Und ich bin auch immer wieder überrascht, wie laut eine ECC82 sein kann (in meinem Traynor Darkhorse).
 
wie laut eine ECC82 sein kann (in meinem Traynor Darkhorse).
Das ist/war ja von der Ausstattung auch ein interessantes Teil. Da hätte ich damals, wenn ich denn zu der Zeit schon gesucht hätte, auch schwach werden können.
Ich habe nun eben erst dein Review dazu aus 2013 gefunden und gelesen, auch von deiner Odyssee mit diesem Amp. Hast du denn nun den Egnater noch?
 
Hat schon jemand den Palmer Eins als Preamp vor einem Vox AC Amp betrieben?
 
Vielleicht habe ich in den nächsten Tagen mal noch Zeit, ihn vor meinem AC15 zu spielen.

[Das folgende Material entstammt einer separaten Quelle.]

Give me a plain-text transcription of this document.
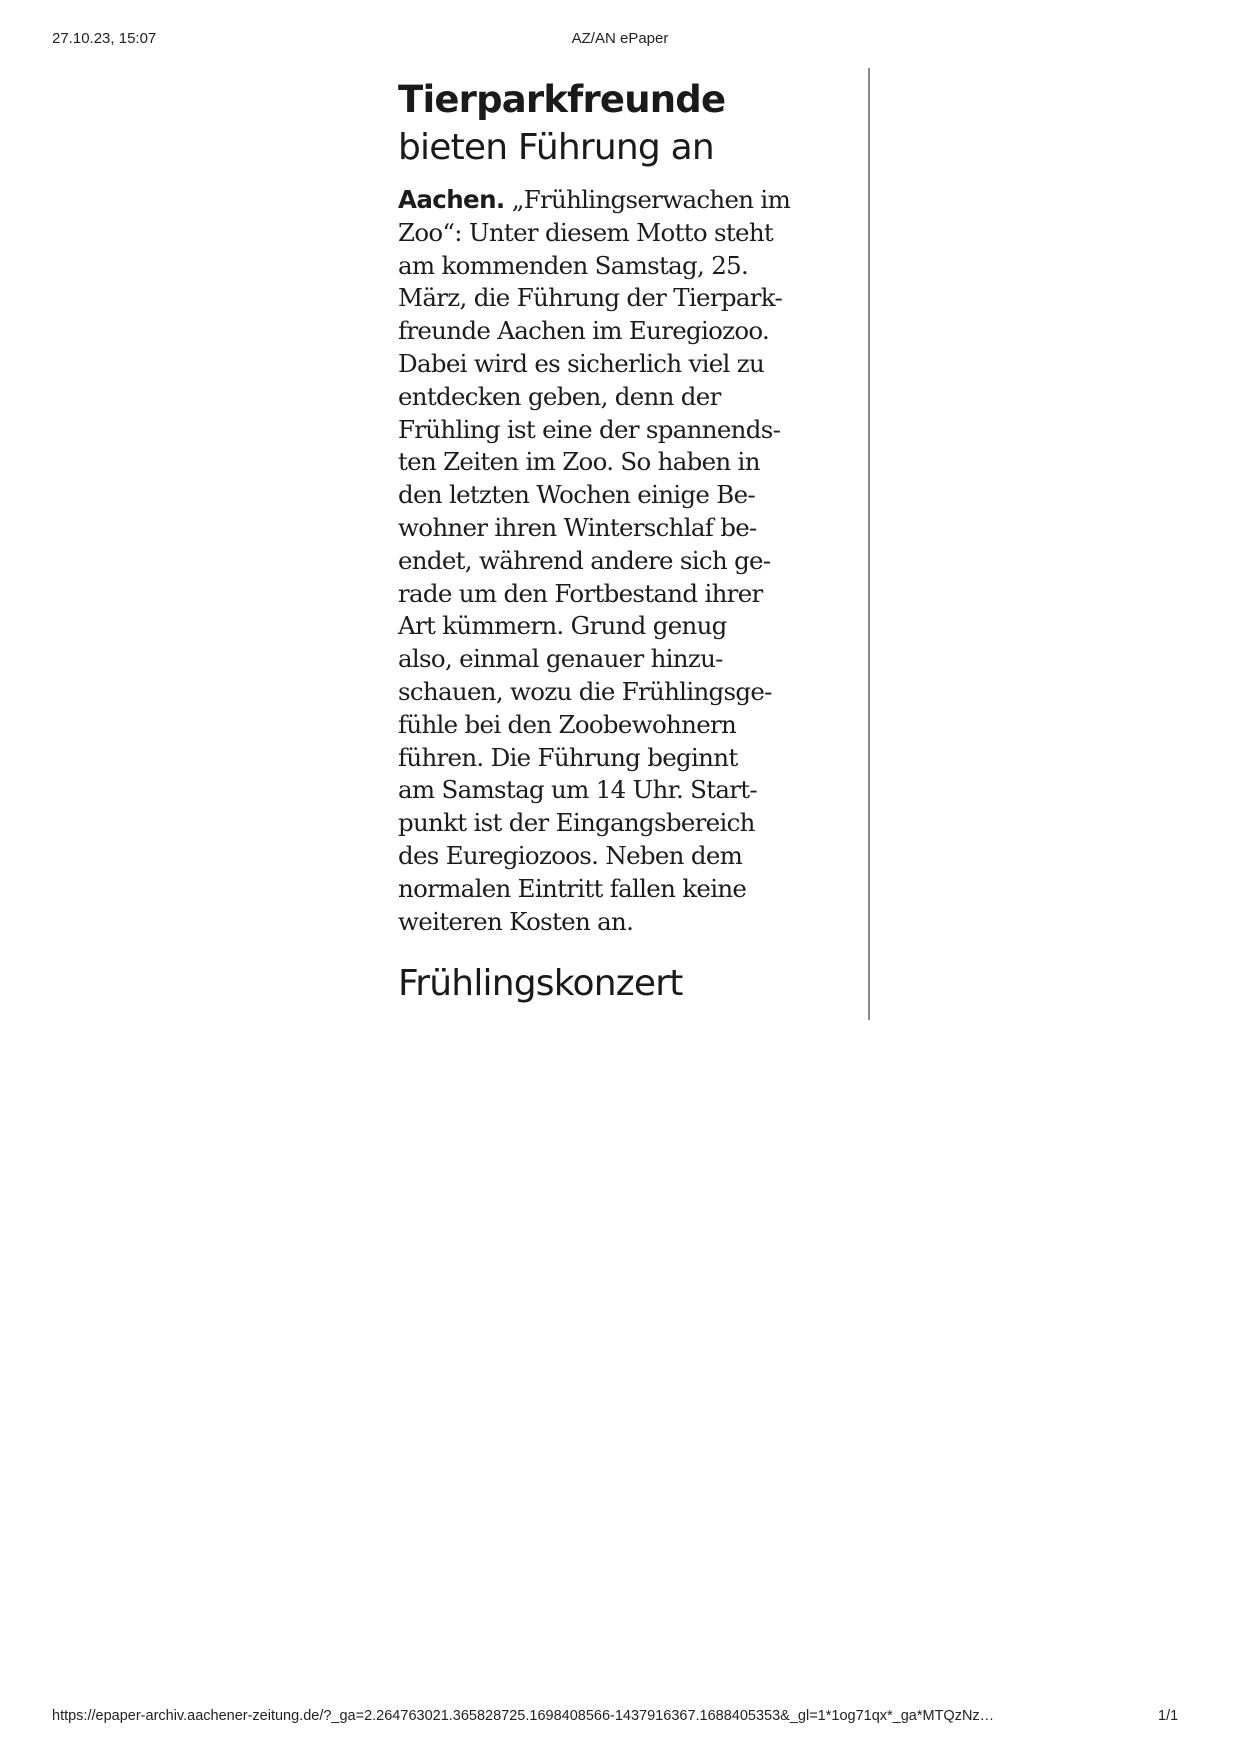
27.10.23, 15:07	AZ/AN ePaper
Tierparkfreunde
bieten Führung an
Aachen. „Frühlingserwachen im
Zoo“: Unter diesem Motto steht
am kommenden Samstag, 25.
März, die Führung der Tierpark-
freunde Aachen im Euregiozoo.
Dabei wird es sicherlich viel zu
entdecken geben, denn der
Frühling ist eine der spannends-
ten Zeiten im Zoo. So haben in
den letzten Wochen einige Be-
wohner ihren Winterschlaf be-
endet, während andere sich ge-
rade um den Fortbestand ihrer
Art kümmern. Grund genug
also, einmal genauer hinzu-
schauen, wozu die Frühlingsge-
fühle bei den Zoobewohnern
führen. Die Führung beginnt
am Samstag um 14 Uhr. Start-
punkt ist der Eingangsbereich
des Euregiozoos. Neben dem
normalen Eintritt fallen keine
weiteren Kosten an.
Frühlingskonzert
https://epaper-archiv.aachener-zeitung.de/?_ga=2.264763021.365828725.1698408566-1437916367.1688405353&_gl=1*1og71qx*_ga*MTQzNz…	1/1
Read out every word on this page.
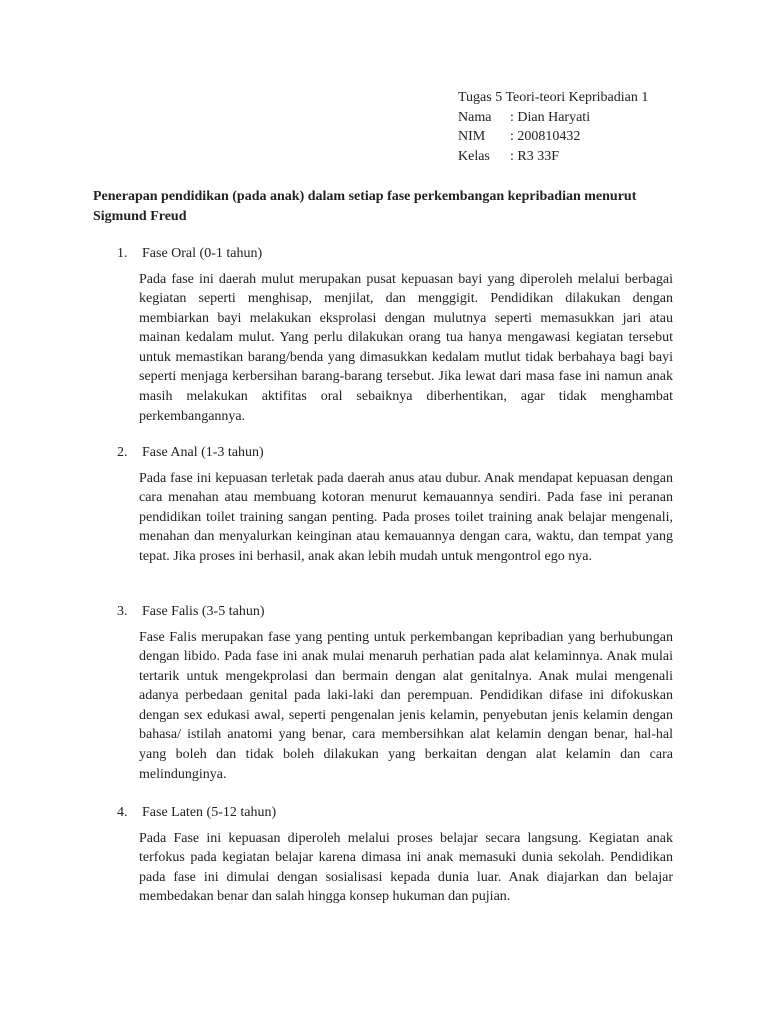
Tugas 5 Teori-teori Kepribadian 1
Nama	: Dian Haryati
NIM	: 200810432
Kelas	: R3 33F
Penerapan pendidikan (pada anak) dalam setiap fase perkembangan kepribadian menurut Sigmund Freud
1.	Fase Oral (0-1 tahun)
Pada fase ini daerah mulut merupakan pusat kepuasan bayi yang diperoleh melalui berbagai kegiatan seperti menghisap, menjilat, dan menggigit. Pendidikan dilakukan dengan membiarkan bayi melakukan eksprolasi dengan mulutnya seperti memasukkan jari atau mainan kedalam mulut. Yang perlu dilakukan orang tua hanya mengawasi kegiatan tersebut untuk memastikan barang/benda yang dimasukkan kedalam mutlut tidak berbahaya bagi bayi seperti menjaga kerbersihan barang-barang tersebut. Jika lewat dari masa fase ini namun anak masih melakukan aktifitas oral sebaiknya diberhentikan, agar tidak menghambat perkembangannya.
2.	Fase Anal (1-3 tahun)
Pada fase ini kepuasan terletak pada daerah anus atau dubur. Anak mendapat kepuasan dengan cara menahan atau membuang kotoran menurut kemauannya sendiri. Pada fase ini peranan pendidikan toilet training sangan penting. Pada proses toilet training anak belajar mengenali, menahan dan menyalurkan keinginan atau kemauannya dengan cara, waktu, dan tempat yang tepat. Jika proses ini berhasil, anak akan lebih mudah untuk mengontrol ego nya.
3.	Fase Falis (3-5 tahun)
Fase Falis merupakan fase yang penting untuk perkembangan kepribadian yang berhubungan dengan libido. Pada fase ini anak mulai menaruh perhatian pada alat kelaminnya. Anak mulai tertarik untuk mengekprolasi dan bermain dengan alat genitalnya. Anak mulai mengenali adanya perbedaan genital pada laki-laki dan perempuan. Pendidikan difase ini difokuskan dengan sex edukasi awal, seperti pengenalan jenis kelamin, penyebutan jenis kelamin dengan bahasa/ istilah anatomi yang benar, cara membersihkan alat kelamin dengan benar, hal-hal yang boleh dan tidak boleh dilakukan yang berkaitan dengan alat kelamin dan cara melindunginya.
4.	Fase Laten (5-12 tahun)
Pada Fase ini kepuasan diperoleh melalui proses belajar secara langsung. Kegiatan anak terfokus pada kegiatan belajar karena dimasa ini anak memasuki dunia sekolah. Pendidikan pada fase ini dimulai dengan sosialisasi kepada dunia luar. Anak diajarkan dan belajar membedakan benar dan salah hingga konsep hukuman dan pujian.
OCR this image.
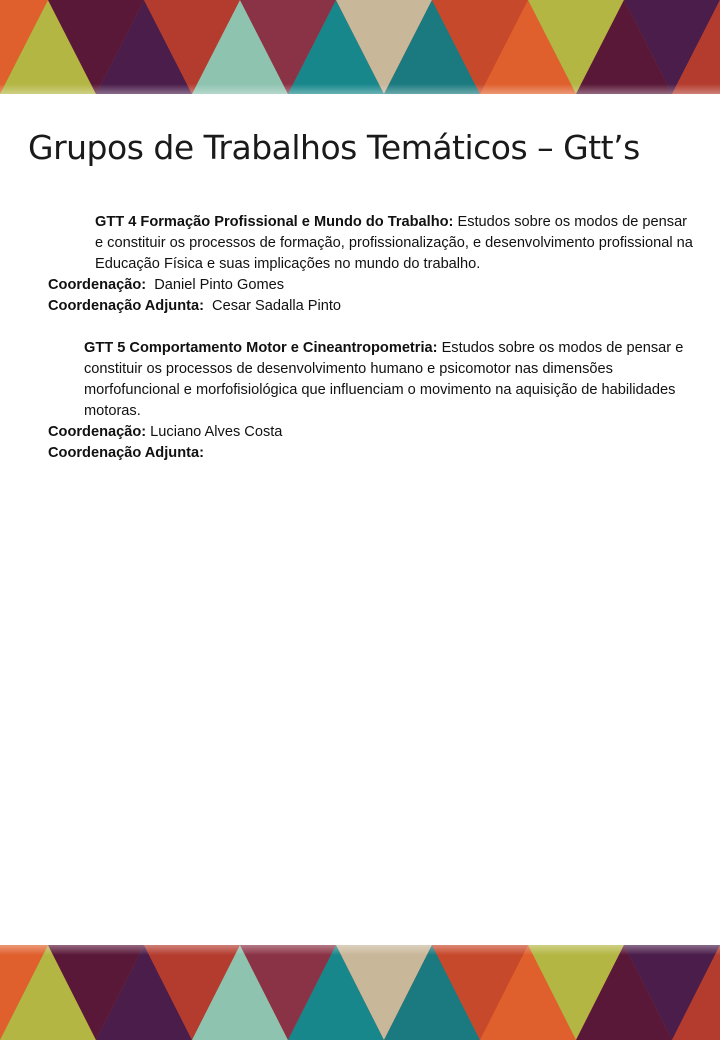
Grupos de Trabalhos Temáticos – Gtt’s

GTT 4 Formação Profissional e Mundo do Trabalho: Estudos sobre os modos de pensar e constituir os processos de formação, profissionalização, e desenvolvimento profissional na Educação Física e suas implicações no mundo do trabalho.

Coordenação:  Daniel Pinto Gomes

Coordenação Adjunta:  Cesar Sadalla Pinto

GTT 5 Comportamento Motor e Cineantropometria: Estudos sobre os modos de pensar e constituir os processos de desenvolvimento humano e psicomotor nas dimensões morfofuncional e morfofisiológica que influenciam o movimento na aquisição de habilidades motoras.

Coordenação: Luciano Alves Costa

Coordenação Adjunta:
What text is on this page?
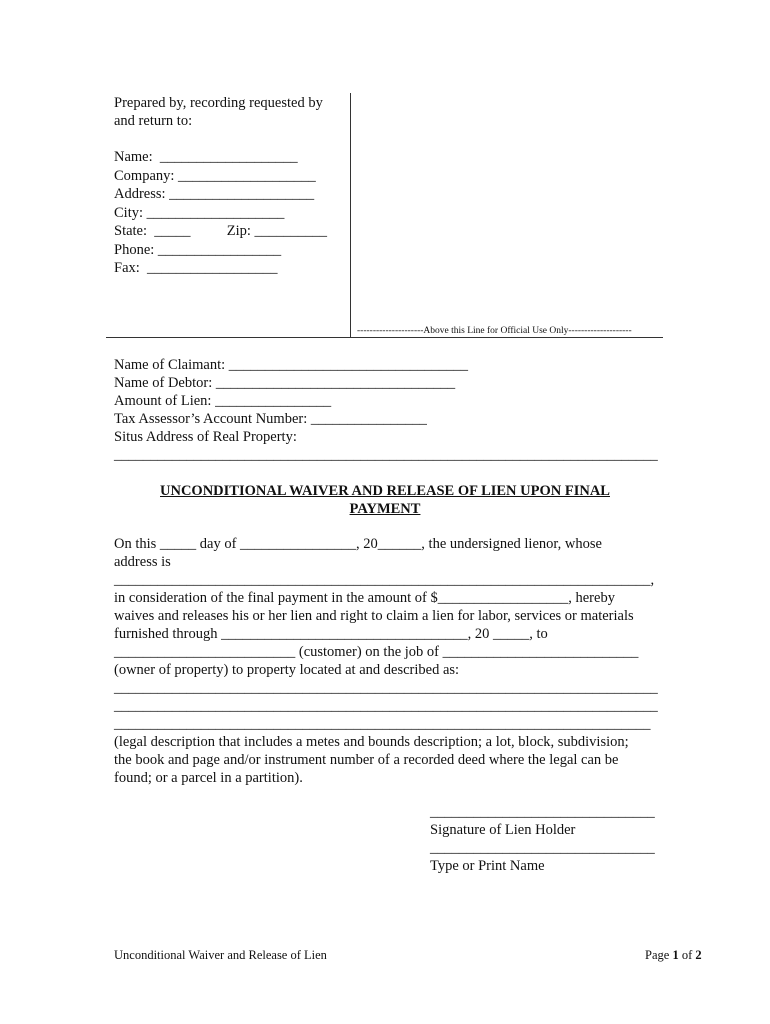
Prepared by, recording requested by
and return to:
Name:  ___________________
Company: ___________________
Address: ____________________
City: ___________________
State:  _____          Zip: __________
Phone: _________________
Fax:  __________________
---------------------Above this Line for Official Use Only--------------------
Name of Claimant: _________________________________
Name of Debtor: _________________________________
Amount of Lien: ________________
Tax Assessor’s Account Number: ________________
Situs Address of Real Property:
___________________________________________________________________________
UNCONDITIONAL WAIVER AND RELEASE OF LIEN UPON FINAL
PAYMENT
On this _____ day of ________________, 20______, the undersigned lienor, whose
address is
__________________________________________________________________________,
in consideration of the final payment in the amount of $__________________, hereby
waives and releases his or her lien and right to claim a lien for labor, services or materials
furnished through __________________________________, 20 _____, to
_________________________ (customer) on the job of ___________________________
(owner of property) to property located at and described as:
___________________________________________________________________________
___________________________________________________________________________
__________________________________________________________________________
(legal description that includes a metes and bounds description; a lot, block, subdivision;
the book and page and/or instrument number of a recorded deed where the legal can be
found; or a parcel in a partition).
_______________________________
Signature of Lien Holder
_______________________________
Type or Print Name
Unconditional Waiver and Release of Lien	Page 1 of 2
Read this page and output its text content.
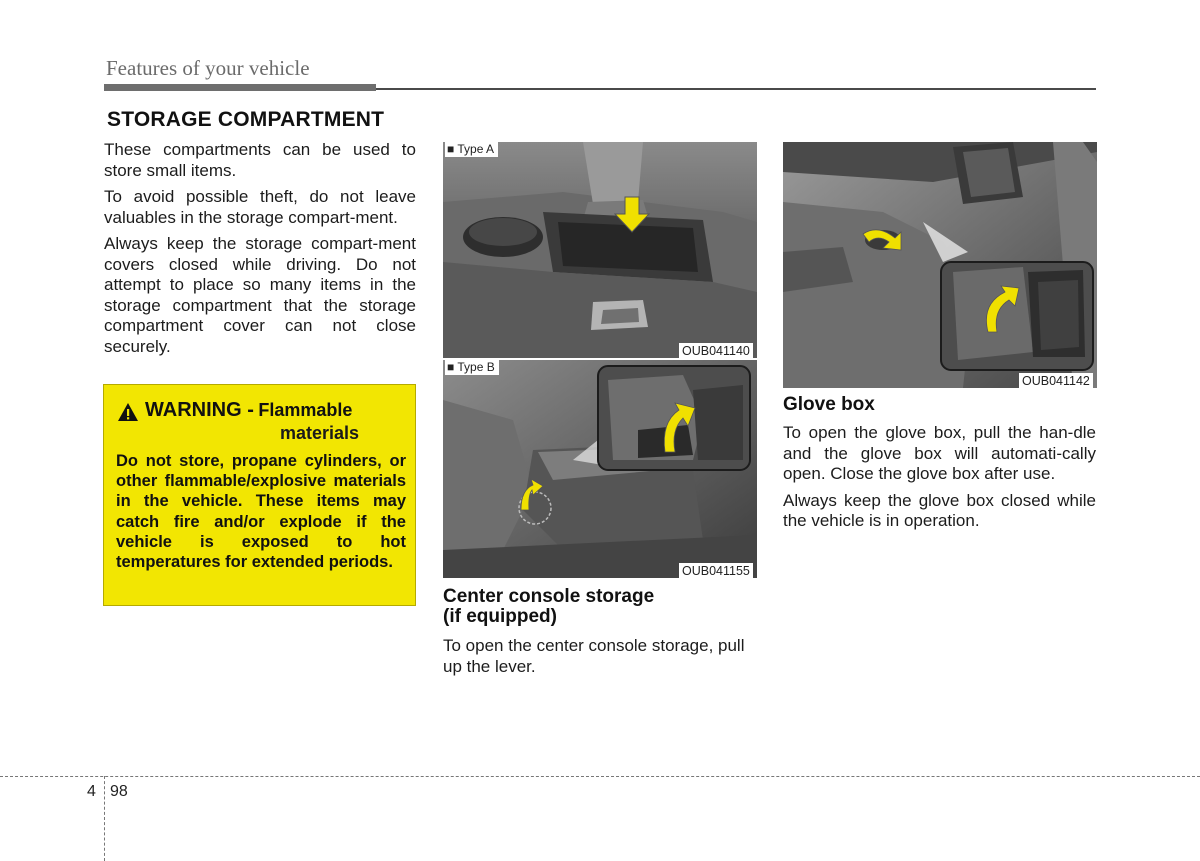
Features of your vehicle
STORAGE COMPARTMENT

These compartments can be used to store small items.

To avoid possible theft, do not leave valuables in the storage compart-ment.

Always keep the storage compart-ment covers closed while driving. Do not attempt to place so many items in the storage compartment that the storage compartment cover can not close securely.

WARNING - Flammable
materials
Do not store, propane cylinders, or other flammable/explosive materials in the vehicle. These items may catch fire and/or explode if the vehicle is exposed to hot temperatures for extended periods.
■ Type A
OUB041140
■ Type B
OUB041155
Center console storage
(if equipped)

To open the center console storage, pull up the lever.

OUB041142
Glove box

To open the glove box, pull the han-dle and the glove box will automati-cally open. Close the glove box after use.

Always keep the glove box closed while the vehicle is in operation.

4 98
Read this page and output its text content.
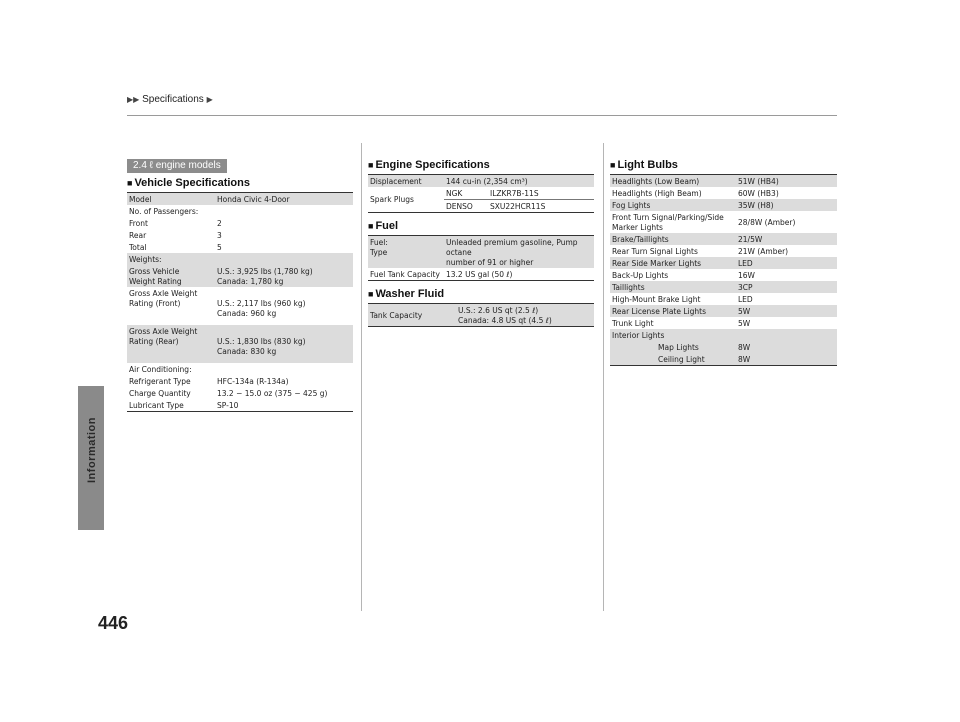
▶▶ Specifications ▶
Information
446
2.4 ℓ engine models
■ Vehicle Specifications
Model	Honda Civic 4-Door
No. of Passengers:	
Front	2
Rear	3
Total	5
Weights:	
Gross Vehicle
Weight Rating	U.S.: 3,925 lbs (1,780 kg)
Canada: 1,780 kg
Gross Axle Weight
Rating (Front)	U.S.: 2,117 lbs (960 kg)
Canada: 960 kg

Gross Axle Weight
Rating (Rear)	U.S.: 1,830 lbs (830 kg)
Canada: 830 kg

Air Conditioning:	
Refrigerant Type	HFC-134a (R-134a)
Charge Quantity	13.2 − 15.0 oz (375 − 425 g)
Lubricant Type	SP-10
■ Engine Specifications
Displacement	144 cu-in (2,354 cm³)	
Spark Plugs	NGK	ILZKR7B-11S
	DENSO	SXU22HCR11S
■ Fuel
Fuel:
Type	Unleaded premium gasoline, Pump octane
number of 91 or higher
Fuel Tank Capacity	13.2 US gal (50 ℓ)
■ Washer Fluid
Tank Capacity	U.S.: 2.6 US qt (2.5 ℓ)
Canada: 4.8 US qt (4.5 ℓ)
■ Light Bulbs
Headlights (Low Beam)	51W (HB4)
Headlights (High Beam)	60W (HB3)
Fog Lights	35W (H8)
Front Turn Signal/Parking/Side
Marker Lights	28/8W (Amber)
Brake/Taillights	21/5W
Rear Turn Signal Lights	21W (Amber)
Rear Side Marker Lights	LED
Back-Up Lights	16W
Taillights	3CP
High-Mount Brake Light	LED
Rear License Plate Lights	5W
Trunk Light	5W
Interior Lights	
Map Lights	8W
Ceiling Light	8W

Bisher hatte ich den EINS nur mal probeweise in den Palmer DREI und den Positive Grid Bias Rack gespielt.
Wie im Review bereits beschrieben, ist das Ganze nicht sehr praktikabel, wenn man den EINS nicht in der Effekt-Loop eines Pedals oder eines Loop-Switchers hat.
Es ginge sicher auch mit zwei AB/Y Switchern, um den EINS dann in der Signalkette "ein- und ausschalten" zu können.
Da ich sehr gute Boost/Overdrive Pedale habe, hatte ich das dann nicht weiter vertieft.
 
...Ich habe nun eben erst dein Review dazu aus 2013 gefunden und gelesen, auch von deiner Odyssee mit diesem Amp. Hast du denn nun den Egnater noch?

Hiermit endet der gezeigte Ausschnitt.